Con todo, lo verdaderamente maravilloso de ese riquísimo e inagotable yacimiento que es Atapuerca son las vertiginosas enseñanzas que proporciona sobre el misterio de la vida, y cómo sus hallazgos colocan la existencia de los seres humanos en su verdadera dimensión, esto es, en una microscópica pequeñez. Tan llenos como estamos de deseos y esperanzas, tan enorme que nos parece cualquier frustracioncilla cotidiana, y luego en realidad no somos más que un hervor de protozoos pataleando ciegamente en una gota de agua.
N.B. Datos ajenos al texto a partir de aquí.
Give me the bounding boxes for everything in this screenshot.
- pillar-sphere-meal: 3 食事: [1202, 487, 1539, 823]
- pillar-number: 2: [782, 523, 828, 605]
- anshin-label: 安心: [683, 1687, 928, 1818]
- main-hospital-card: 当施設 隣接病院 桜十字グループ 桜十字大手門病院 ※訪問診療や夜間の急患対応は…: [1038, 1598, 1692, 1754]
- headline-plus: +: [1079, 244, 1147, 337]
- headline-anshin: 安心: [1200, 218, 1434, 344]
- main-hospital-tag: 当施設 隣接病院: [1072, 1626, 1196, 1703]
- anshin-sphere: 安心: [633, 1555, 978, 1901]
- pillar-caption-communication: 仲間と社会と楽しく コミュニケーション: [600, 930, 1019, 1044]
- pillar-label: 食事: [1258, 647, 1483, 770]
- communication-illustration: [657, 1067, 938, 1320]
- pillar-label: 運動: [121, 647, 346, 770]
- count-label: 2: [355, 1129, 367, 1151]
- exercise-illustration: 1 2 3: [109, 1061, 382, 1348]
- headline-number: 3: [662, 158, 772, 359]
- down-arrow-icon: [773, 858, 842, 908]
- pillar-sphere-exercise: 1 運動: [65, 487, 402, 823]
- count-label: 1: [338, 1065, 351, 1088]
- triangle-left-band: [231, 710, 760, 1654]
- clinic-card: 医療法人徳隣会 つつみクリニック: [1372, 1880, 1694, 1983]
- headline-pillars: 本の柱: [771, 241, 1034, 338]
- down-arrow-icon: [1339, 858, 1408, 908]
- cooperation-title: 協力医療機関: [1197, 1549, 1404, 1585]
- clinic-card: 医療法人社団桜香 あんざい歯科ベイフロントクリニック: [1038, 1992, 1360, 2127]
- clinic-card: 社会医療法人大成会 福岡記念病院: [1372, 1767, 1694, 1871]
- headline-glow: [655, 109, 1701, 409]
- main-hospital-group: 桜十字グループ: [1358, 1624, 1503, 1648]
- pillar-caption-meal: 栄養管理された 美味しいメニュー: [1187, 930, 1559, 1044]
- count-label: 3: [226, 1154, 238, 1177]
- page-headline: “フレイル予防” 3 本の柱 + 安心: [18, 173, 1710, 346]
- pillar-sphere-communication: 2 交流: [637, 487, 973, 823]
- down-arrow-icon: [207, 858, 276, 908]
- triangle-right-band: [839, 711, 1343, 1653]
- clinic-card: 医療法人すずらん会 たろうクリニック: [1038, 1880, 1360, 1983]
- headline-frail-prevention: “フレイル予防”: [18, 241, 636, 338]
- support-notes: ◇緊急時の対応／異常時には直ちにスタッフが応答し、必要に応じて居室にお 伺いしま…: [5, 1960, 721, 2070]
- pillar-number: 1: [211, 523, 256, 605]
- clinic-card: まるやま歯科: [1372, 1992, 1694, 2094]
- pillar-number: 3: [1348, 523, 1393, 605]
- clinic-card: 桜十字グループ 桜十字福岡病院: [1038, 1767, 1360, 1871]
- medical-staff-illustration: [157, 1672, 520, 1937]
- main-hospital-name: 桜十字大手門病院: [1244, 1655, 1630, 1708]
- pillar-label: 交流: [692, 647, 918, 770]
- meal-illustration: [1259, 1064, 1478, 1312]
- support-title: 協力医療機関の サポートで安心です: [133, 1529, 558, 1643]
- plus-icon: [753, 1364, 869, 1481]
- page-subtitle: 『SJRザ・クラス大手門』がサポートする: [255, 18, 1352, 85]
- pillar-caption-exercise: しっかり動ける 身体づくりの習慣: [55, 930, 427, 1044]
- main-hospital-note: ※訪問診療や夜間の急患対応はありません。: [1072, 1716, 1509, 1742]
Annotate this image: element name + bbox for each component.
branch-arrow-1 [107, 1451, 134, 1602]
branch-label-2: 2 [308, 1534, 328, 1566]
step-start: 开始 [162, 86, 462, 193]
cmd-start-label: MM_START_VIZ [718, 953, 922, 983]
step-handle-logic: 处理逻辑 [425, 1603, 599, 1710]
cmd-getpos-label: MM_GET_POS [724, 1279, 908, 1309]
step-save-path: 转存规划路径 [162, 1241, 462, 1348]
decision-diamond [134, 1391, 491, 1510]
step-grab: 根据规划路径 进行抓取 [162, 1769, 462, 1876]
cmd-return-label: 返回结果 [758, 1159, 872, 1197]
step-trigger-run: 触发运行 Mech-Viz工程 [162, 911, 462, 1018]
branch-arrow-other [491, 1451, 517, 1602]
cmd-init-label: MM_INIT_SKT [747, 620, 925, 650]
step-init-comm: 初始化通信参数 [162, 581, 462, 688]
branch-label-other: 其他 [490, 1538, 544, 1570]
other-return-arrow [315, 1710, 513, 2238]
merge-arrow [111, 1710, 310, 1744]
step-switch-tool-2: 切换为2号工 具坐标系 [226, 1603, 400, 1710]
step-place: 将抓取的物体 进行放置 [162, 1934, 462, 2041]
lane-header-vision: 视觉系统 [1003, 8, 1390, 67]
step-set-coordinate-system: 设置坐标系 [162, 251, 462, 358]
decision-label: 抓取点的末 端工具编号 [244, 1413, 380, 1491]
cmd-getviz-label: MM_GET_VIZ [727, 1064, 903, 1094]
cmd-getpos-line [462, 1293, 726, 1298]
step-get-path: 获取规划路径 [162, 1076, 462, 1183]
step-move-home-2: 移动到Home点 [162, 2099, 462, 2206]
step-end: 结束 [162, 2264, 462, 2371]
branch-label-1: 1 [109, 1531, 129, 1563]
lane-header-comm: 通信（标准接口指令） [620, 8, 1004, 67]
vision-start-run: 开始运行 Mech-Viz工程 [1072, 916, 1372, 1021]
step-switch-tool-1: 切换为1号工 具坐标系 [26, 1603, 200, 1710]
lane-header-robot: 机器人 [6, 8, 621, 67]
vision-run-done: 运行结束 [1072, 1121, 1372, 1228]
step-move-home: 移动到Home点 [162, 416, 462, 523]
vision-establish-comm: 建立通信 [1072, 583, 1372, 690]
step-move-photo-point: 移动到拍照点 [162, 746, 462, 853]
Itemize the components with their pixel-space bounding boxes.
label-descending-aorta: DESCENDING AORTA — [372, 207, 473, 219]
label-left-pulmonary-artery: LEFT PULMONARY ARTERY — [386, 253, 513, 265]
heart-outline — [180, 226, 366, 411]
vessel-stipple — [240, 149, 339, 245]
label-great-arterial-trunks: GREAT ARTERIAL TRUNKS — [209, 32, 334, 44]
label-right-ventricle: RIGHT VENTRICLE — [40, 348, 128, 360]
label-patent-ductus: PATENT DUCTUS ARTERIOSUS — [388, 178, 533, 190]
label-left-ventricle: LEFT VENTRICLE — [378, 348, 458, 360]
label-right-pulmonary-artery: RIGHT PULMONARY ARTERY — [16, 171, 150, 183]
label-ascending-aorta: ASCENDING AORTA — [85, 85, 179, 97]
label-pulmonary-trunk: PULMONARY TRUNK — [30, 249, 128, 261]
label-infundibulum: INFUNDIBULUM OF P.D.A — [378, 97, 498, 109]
El pasado mes de julio visité por segunda vez el yacimiento de Atapuerca y tuve la gran suerte de que el paleontólogo José Miguel Carretero, tan buen científico como formidable comunicador, volviera a explicarnos el lugar. Y entre las muchas cosas fascinantes que contó, dijo una que se me quedó grabada: el Homo sapiens, los humanos de hoy, nos parecemos físicamente a los niños del Homo antecessor, nuestro antepasado de hace 800.000 años. Luego, al hacerse adultas, aquellas criaturas se convertían en seres muy distintos, con cráneos de huesos masivos, arcos superciliares espesos y un aspecto que, desde nuestra estética de hoy, nos parecería brutal, agresivo y un poco aterrador. Pero los cráneos de sus hijos carecían de ese engrosamiento y eran muy semejantes a los cráneos de los humanos adultos de hoy. Somos, pues, como los niños de nuestros antepasados; y, movida por mi afición a la ciencia ficción, no puedo dejar de preguntarme si nuestros niños de hoy serán el modelo de los humanos venideros, el anticipo de una nueva especie sideral. Es una cuestión curiosa, porque muchas de las representaciones de humanoides futuristas que ha hecho el cine se parecen precisamente a los bebés humanos actuales: seres sin pelo, de ojos grandes, rasgos pequeños y caritas aniñadas y conmovedoras, como, por ejemplo, los extraterrestres de Encuentros en la tercera fase o ET.

Por otro lado, dicen los biólogos que los bebés de todas las especies cultivan ese aspecto indefenso y conmovedor justamente como un recurso de supervivencia, para ablandar a los adultos y evitar ser atacados. ¿Podría deducirse de esto que los humanoides y luego los humanos hemos ido fomentando aquellos rasgos que sirven para evitar la confrontación violenta? ¿Y que son esos rasgos infantilizados los que nos permiten justamente sobrevivir y construir manadas y luego sociedades menos agresivas, menos mortíferas? Y una última reflexión: algunos paleontólogos sostienen que lo único que verdaderamente diferenciaba a los neandertales de los Homo sapiens, esto es, de nosotros, que fuimos quienes perduramos, es que el sapiens conocía y cultivaba el arte, el adorno, la belleza. Ahora bien, yo tengo el convencimiento de que la creatividad y el arte tienen mucho de juego, y de que los artistas son seres de algún modo inmaduros. Vamos, que para poder crear hace falta que todavía tengas algo del niño que has sido. Y ahora déjenme hacer una última suposición arriesgadísima: ese Homo sapiens que se parece a los hijos de nuestros antepasados, ¿no será también por dentro un poco como un niño? ¿Y no será esa inmadurez la que ha posibilitado su imaginación, su arte y su triunfo como especie? Estas locas lucubraciones, ni qué decir tiene, no hay que atribuírselas al pobre y riguroso Carretero. Son todas culpa mía, febriles piruetas mentales propias de una cromañona amante del juego.